Во-первых, анекдот сиюминутен. Анекдот был одним из немногих живых жанров, причем именно жанром городского фольклора, наиболее подвижным и непритязательным.

Во-вторых, в своих основных типологических разновидностях – исторический, драматический и комический бытовой – анекдот, а также вырастающая из него анекдотическая новелла оказывается едва ли не универсальным жанром и по богатству охвата проблем современной действительности (быт, политика, психология, разные социальные слои и группы), и по разнообразию интонаций, архитектонических форм. В этом смысле анекдот как жанр, взятый в его целостности, оказывается вполне сопоставим с романом. Эти, казалось бы, литературные полюса эпического рода сходны тематической и эмоциональной широтой и принципиальной установкой на современность.

В-третьих, и вымышленных, и исторических персонажей анекдота объединяет то, что они поданы через быт, в столкновении с бытом, «домашним образом». Эксцентрическая фабула анекдота, его неожиданная концовка вырастает на почве повседневности. Причем те и другие герои даны в едином ракурсе: реальные персонажи – без всякого пиетета, вымышленные – как реальные, без подчеркивания их условности.
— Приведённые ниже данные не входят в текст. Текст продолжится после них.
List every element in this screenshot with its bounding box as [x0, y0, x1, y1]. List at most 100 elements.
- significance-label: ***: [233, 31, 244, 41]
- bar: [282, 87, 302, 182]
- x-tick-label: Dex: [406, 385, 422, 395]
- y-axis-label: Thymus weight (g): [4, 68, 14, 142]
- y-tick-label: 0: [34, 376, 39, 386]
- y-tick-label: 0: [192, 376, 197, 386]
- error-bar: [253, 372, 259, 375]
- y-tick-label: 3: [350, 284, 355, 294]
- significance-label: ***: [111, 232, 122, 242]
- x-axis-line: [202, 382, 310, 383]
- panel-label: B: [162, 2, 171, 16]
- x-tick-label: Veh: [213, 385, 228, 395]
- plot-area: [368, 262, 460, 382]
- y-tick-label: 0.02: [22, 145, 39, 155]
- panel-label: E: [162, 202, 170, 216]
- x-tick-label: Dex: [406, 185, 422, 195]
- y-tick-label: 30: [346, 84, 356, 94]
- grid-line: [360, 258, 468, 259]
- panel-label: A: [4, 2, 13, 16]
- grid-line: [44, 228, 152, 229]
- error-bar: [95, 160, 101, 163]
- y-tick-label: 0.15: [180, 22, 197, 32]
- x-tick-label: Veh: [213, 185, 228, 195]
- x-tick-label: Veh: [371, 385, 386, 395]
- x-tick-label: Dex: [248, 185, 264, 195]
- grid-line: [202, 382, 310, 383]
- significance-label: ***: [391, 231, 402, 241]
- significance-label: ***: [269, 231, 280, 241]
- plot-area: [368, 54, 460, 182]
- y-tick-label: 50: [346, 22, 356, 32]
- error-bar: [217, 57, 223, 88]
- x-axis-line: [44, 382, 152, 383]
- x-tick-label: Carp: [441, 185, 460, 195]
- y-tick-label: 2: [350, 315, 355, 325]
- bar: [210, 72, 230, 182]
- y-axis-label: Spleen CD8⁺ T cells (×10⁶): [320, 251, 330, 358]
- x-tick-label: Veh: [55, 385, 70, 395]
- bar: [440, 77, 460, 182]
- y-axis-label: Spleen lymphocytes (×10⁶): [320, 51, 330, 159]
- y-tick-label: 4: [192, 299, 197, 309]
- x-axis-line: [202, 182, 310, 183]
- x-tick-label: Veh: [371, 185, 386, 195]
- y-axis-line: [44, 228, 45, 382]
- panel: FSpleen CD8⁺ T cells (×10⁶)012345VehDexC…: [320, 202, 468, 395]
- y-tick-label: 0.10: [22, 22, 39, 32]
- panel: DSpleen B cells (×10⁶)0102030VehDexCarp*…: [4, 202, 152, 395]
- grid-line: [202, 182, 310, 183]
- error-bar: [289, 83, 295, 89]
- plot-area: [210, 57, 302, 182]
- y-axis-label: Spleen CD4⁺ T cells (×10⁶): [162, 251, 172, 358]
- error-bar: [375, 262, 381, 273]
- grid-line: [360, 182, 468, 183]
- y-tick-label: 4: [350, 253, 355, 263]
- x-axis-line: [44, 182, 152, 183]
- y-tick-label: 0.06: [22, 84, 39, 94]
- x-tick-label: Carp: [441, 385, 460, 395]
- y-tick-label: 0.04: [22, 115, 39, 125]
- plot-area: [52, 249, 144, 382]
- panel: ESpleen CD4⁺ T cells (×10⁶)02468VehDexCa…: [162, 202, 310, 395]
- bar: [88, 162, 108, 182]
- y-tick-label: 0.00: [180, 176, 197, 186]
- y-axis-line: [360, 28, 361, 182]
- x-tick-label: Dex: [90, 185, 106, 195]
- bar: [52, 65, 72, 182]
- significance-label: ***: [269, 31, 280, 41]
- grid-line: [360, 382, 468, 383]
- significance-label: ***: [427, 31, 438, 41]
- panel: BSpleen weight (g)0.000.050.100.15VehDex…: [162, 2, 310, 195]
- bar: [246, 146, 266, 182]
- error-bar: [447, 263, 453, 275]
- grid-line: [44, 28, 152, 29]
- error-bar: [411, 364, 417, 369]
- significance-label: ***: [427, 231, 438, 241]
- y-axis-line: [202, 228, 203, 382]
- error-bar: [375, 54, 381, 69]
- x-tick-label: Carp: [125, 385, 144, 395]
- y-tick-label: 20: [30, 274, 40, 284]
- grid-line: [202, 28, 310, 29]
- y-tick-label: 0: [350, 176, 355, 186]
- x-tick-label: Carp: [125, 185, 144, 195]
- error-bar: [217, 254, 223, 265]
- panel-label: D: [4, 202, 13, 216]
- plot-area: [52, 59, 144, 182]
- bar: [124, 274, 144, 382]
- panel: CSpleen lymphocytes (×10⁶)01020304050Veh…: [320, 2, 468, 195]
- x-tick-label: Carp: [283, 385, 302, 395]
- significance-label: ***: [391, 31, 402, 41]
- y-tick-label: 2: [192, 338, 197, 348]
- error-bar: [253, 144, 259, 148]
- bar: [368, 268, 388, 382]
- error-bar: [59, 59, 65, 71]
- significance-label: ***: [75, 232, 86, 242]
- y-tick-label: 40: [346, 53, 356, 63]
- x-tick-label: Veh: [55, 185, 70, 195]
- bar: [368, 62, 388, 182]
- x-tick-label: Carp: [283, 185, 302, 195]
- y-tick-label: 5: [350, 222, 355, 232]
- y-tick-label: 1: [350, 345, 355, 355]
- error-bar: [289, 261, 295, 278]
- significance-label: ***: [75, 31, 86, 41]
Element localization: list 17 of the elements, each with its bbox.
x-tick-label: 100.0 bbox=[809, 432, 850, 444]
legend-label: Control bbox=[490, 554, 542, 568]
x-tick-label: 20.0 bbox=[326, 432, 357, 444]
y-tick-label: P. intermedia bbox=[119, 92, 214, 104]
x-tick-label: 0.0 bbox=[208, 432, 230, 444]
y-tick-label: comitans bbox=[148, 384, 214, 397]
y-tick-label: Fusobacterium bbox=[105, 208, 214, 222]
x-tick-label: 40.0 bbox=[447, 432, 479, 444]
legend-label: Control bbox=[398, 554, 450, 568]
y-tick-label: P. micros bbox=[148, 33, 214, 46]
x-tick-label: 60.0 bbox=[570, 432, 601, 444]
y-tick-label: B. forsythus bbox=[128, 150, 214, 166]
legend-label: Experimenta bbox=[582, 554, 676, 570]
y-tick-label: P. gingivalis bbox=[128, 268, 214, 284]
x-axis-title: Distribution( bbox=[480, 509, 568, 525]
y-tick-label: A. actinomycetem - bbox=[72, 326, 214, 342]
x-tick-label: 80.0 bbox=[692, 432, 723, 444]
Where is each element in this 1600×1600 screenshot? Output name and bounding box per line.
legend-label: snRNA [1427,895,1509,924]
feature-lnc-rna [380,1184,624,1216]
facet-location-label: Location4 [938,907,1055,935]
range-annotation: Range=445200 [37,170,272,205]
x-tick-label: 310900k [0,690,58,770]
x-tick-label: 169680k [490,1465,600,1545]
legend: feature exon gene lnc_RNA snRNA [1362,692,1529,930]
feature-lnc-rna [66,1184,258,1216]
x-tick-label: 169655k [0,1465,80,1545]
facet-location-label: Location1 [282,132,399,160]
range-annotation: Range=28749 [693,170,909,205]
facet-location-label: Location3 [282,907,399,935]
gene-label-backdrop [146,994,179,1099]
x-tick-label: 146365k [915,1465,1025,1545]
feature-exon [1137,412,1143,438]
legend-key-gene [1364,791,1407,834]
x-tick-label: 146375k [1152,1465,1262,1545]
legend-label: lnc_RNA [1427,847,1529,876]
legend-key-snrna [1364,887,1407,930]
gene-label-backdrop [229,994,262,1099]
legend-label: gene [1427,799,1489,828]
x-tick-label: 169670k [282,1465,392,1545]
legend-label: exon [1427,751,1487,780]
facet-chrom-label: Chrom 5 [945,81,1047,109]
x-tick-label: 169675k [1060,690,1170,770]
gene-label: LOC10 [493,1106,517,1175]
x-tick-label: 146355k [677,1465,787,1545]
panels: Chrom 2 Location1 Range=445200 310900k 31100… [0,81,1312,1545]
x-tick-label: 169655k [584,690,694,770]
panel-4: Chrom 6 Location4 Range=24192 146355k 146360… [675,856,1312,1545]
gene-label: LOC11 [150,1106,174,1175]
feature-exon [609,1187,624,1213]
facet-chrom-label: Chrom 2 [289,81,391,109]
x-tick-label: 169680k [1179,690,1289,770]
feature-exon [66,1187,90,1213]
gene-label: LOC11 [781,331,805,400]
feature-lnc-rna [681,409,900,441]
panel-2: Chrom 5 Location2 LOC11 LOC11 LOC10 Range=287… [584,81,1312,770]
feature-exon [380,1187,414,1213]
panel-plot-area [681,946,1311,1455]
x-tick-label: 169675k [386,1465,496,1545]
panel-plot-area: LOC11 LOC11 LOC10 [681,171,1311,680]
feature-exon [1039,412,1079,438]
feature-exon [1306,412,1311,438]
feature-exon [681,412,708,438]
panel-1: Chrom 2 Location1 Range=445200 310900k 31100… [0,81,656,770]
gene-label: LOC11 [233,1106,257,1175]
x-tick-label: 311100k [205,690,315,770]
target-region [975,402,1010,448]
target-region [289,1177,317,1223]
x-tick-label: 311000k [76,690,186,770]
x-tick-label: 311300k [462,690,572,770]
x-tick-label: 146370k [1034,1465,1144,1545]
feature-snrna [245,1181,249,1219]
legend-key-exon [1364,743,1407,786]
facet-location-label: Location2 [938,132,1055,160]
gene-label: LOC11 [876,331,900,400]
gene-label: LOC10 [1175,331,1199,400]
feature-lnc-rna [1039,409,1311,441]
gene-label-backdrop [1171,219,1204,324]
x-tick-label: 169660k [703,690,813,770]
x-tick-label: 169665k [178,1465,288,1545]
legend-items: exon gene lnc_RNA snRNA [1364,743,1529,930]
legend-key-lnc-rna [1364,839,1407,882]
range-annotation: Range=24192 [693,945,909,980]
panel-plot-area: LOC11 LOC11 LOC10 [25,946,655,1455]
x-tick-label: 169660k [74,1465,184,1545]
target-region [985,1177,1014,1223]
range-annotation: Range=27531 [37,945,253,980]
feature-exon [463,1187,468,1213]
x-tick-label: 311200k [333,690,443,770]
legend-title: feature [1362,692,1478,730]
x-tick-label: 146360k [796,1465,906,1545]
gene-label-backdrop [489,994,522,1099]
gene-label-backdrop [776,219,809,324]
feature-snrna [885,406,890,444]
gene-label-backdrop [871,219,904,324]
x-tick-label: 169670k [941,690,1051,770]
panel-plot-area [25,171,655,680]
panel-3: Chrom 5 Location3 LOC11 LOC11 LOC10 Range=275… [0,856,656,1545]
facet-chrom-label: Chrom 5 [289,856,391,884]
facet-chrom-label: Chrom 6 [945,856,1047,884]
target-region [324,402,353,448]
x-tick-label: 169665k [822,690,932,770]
И те и другие испытываются в анекдоте сходными методами, изображаются в сходных ситуациях, тем самым иерархия исторически значительного и «низкой» повседневности оказывается нарушена: смех, ирония разрушают привычные барьеры.

Наконец, в-четвертых, персонажи анекдота, включая и исторических, изображаются обобщенно-знаково, они типологичны, лишены индивидуально конкретных черт: редактор ежедневной газеты, петербургский репортер, управляющий имениями одного помещика и т. п. Способом их изображения становится, прежде всего, ситуация. «В центре этого искусства самодержавно господствует сюжет»[12]. При всей крайности такая точка зрения небезосновательна. Персонаж анекдота и анекдотической новеллы действительно не имеет ни прошлого, ни будущего, он замкнут в анекдотической ситуации и словно бы ею исчерпывается. Однако размыкает эту ситуацию обычно контекстуальный фон, т. е. общее знание рассказчика (создателя анекдота) и слушателя (читателя). При опоре на это общее знание и создаются анекдотические циклы, позволяющие дать одного и того же героя в разных ситуациях и тем самым преодолевающие отчасти его знаковость.